Le 16 novembre 2007, Mme Z a assigné la SA Gecina devant le tribunal d’instance aux fins, essentiellement, de voir fixer le montant du loyer, voir condamner la bailleresse à lui restituer un indu et la voir condamner à l’indemniser.
Le 29 janvier 2008, la SA Gecina a assigné Mme Z et M. Z aux fins, notamment, d’expulsion de Mme Z et de condamnation solidaire des défendeurs au paiement d’un arriéré de loyers et indemnités d’occupation de 7 749, 30 euros.

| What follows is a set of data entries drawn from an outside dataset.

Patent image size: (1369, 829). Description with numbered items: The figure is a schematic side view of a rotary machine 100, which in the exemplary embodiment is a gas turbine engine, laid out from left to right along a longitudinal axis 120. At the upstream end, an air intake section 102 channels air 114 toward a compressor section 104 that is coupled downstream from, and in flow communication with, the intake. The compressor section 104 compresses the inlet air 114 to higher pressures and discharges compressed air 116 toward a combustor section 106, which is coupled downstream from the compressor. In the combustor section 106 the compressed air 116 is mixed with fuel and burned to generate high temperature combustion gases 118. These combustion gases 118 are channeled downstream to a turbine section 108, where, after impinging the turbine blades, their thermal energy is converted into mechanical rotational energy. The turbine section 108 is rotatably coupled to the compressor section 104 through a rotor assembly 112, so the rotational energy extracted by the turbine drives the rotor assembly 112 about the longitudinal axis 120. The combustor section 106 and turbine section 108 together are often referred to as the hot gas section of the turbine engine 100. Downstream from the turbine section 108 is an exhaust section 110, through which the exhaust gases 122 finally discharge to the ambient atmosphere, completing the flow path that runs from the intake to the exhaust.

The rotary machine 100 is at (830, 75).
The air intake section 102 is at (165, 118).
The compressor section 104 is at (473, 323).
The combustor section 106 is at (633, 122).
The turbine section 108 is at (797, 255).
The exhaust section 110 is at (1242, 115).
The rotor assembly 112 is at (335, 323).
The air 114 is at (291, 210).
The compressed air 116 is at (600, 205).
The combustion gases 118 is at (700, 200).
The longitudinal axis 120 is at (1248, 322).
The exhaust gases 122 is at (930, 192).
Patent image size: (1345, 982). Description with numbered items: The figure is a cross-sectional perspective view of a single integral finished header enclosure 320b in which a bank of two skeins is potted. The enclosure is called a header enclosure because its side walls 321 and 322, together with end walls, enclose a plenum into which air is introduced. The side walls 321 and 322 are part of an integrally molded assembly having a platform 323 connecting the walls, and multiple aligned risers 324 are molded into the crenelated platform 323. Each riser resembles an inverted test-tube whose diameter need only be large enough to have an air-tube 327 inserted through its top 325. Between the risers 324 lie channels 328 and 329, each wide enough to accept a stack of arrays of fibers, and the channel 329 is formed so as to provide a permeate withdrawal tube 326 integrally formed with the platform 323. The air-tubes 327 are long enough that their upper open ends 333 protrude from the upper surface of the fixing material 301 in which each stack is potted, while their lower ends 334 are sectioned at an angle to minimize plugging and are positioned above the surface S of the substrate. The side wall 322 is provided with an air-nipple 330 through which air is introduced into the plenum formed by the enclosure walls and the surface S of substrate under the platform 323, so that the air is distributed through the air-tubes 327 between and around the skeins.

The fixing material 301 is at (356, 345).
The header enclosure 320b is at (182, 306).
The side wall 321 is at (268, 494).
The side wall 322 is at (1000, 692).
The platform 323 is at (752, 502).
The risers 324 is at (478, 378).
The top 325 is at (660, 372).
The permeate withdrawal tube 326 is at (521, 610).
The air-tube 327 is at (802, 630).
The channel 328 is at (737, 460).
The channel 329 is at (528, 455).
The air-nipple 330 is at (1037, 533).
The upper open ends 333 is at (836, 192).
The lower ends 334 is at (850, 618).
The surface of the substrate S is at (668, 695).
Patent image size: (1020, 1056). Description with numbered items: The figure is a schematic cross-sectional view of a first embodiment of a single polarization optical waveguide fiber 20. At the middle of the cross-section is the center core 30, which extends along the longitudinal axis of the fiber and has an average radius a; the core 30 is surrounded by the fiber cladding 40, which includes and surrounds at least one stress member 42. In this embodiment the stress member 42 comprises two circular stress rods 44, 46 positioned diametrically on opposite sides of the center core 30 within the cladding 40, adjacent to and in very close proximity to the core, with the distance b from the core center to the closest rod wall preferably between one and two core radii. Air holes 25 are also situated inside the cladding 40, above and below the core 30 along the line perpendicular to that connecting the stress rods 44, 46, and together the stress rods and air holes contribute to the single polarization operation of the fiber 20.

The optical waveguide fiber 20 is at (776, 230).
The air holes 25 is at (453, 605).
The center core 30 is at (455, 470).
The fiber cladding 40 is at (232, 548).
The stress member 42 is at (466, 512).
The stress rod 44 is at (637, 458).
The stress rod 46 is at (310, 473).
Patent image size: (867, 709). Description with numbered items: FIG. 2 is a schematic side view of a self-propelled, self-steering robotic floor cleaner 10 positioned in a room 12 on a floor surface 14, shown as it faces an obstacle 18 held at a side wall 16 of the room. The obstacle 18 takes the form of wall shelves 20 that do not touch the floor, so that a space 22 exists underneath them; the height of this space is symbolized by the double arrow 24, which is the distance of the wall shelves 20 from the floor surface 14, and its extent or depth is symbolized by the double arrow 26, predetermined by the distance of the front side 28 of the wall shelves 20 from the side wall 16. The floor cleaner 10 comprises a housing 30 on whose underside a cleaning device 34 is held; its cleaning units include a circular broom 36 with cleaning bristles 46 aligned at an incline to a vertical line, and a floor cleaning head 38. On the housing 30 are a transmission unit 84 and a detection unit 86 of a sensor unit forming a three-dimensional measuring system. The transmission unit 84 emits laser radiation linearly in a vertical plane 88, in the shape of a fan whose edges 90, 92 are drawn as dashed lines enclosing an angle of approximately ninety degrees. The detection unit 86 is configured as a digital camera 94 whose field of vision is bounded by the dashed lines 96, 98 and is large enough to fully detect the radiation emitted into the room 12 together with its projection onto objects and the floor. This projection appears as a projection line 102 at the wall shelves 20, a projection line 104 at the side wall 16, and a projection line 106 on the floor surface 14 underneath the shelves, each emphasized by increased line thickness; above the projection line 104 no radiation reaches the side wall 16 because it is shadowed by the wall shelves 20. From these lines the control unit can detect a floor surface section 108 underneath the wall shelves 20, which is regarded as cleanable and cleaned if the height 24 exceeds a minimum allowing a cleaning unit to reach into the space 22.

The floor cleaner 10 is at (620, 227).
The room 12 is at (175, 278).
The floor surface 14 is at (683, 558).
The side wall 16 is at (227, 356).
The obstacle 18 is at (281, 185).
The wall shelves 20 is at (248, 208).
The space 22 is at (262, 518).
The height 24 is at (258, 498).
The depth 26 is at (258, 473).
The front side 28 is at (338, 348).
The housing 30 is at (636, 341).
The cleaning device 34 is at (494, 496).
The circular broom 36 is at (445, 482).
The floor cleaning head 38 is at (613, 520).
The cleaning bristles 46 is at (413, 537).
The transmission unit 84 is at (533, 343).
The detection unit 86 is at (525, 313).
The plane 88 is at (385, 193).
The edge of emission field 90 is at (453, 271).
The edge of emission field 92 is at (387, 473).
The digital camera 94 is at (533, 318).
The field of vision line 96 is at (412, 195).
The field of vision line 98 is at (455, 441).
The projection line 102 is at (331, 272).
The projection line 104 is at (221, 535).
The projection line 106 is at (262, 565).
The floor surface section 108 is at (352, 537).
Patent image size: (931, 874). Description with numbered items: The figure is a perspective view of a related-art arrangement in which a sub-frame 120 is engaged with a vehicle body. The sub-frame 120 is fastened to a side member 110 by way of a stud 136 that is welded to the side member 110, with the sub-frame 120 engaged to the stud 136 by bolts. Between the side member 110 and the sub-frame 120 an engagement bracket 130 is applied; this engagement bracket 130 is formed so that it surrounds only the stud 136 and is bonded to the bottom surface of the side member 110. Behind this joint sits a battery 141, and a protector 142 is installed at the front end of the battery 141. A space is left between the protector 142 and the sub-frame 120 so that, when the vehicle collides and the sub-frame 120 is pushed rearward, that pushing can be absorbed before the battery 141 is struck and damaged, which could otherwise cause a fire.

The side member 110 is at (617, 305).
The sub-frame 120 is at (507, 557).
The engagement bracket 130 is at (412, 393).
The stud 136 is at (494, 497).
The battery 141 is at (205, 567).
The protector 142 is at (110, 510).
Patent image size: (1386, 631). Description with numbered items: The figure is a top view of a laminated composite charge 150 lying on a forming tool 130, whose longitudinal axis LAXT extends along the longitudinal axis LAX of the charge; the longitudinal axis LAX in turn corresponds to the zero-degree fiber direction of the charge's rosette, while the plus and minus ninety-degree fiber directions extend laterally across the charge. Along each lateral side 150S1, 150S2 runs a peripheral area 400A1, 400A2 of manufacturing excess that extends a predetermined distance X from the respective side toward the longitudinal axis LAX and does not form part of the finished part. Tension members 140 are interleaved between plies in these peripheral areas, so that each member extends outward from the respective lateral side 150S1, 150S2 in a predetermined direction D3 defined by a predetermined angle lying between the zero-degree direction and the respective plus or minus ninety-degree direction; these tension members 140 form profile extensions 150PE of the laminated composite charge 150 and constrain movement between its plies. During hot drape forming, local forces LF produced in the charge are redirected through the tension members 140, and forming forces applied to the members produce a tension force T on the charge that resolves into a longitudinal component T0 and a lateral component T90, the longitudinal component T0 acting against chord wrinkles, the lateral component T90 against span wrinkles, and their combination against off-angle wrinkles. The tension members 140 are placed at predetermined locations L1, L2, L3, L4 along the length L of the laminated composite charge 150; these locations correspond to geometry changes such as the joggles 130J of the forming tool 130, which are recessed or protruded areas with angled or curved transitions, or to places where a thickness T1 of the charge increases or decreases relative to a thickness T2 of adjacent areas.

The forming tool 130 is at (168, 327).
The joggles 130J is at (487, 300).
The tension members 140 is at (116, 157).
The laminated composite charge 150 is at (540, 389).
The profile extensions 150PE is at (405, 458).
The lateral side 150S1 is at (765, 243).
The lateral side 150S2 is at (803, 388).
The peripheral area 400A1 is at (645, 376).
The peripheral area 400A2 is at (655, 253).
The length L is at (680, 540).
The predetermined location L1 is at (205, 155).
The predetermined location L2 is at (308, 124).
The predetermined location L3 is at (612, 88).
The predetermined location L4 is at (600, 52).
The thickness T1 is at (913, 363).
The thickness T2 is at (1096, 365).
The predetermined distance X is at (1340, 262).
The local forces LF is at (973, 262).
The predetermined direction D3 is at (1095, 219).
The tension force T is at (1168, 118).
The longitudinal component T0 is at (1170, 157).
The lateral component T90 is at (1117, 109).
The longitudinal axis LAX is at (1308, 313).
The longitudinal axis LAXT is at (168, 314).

Par jugement du 15 juillet 2008, M. Z n’étant pas comparant, le tribunal d’instance de Paris (15e arrondissement), ordonnant la jonction des procédures pendantes devant lui, a :
— constaté la validité de l’assignation délivrée par la SA Gecina et la recevabilité de ses demandes,
— constaté la prescription des demandes de Mme Z antérieures au 16 novembre 2002,
— constaté l’irrecevabilité des demandes de Mme Z aux fins de remboursement d’honoraires 'perçus par X',
— rejeté les demandes de fixation et de réduction de loyer de Mme Z
— rejeté les demandes relatives à l’indexation du loyer et aux charges de Mme Z,
— rejeté la demande d’expertise de Mme Z,
— rejeté la demande de dommages et intérêts de Mme Z,
— rejeté 'toutes les autres demandes’ de Mme Z,
— constaté la résiliation du bail à compter du 18 novembre 2007,
— dit qu’à défaut de libération spontanée des lieux deux mois après commandement d’avoir à les quitter, il sera procédé à l’expulsion de Mme Z et de celle de tout occupant de son chef avec l’assistance de la force publique si besoin est et au transport des meubles laissés dans les lieux aux frais de l’expulsée dans tel garde-meuble désigné par l’expulsée ou à défaut par le bailleur,
— condamné solidairement 'les défendeurs’ à payer à la SA Gecina en deniers ou quittance valable la somme de 7 748, 70 euros à titre de provision sur les loyers, charges et indemnités d’occupation échus au 6 juin 2008 avec intérêts au taux légal à compter du 17 septembre 2007 sur 3 565, 75 euros et de l’assignation pour le surplus, outre celle de 774, 48 euros au titre de la clause pénale,
— condamné solidairement 'les défendeurs’ à payer une indemnité d’occupation égale au montant du loyer et des charges qui aura(ien)t été payé(s) en l’absence de résiliation à compter du 7 juin 2008 jusqu’à la libération effective des lieux et remise des clés,
— condamné solidairement 'les défendeurs’ à payer une somme de 1 000 euros au titre de l’article 700 du code de procédure civile,
— dit n’y avoir lieu à exécution provisoire,
— rejeté 'les autres demandes plus amples ou contraires',
— condamné 'les défendeurs’ in solidum aux dépens incluant le coût du commandement de payer.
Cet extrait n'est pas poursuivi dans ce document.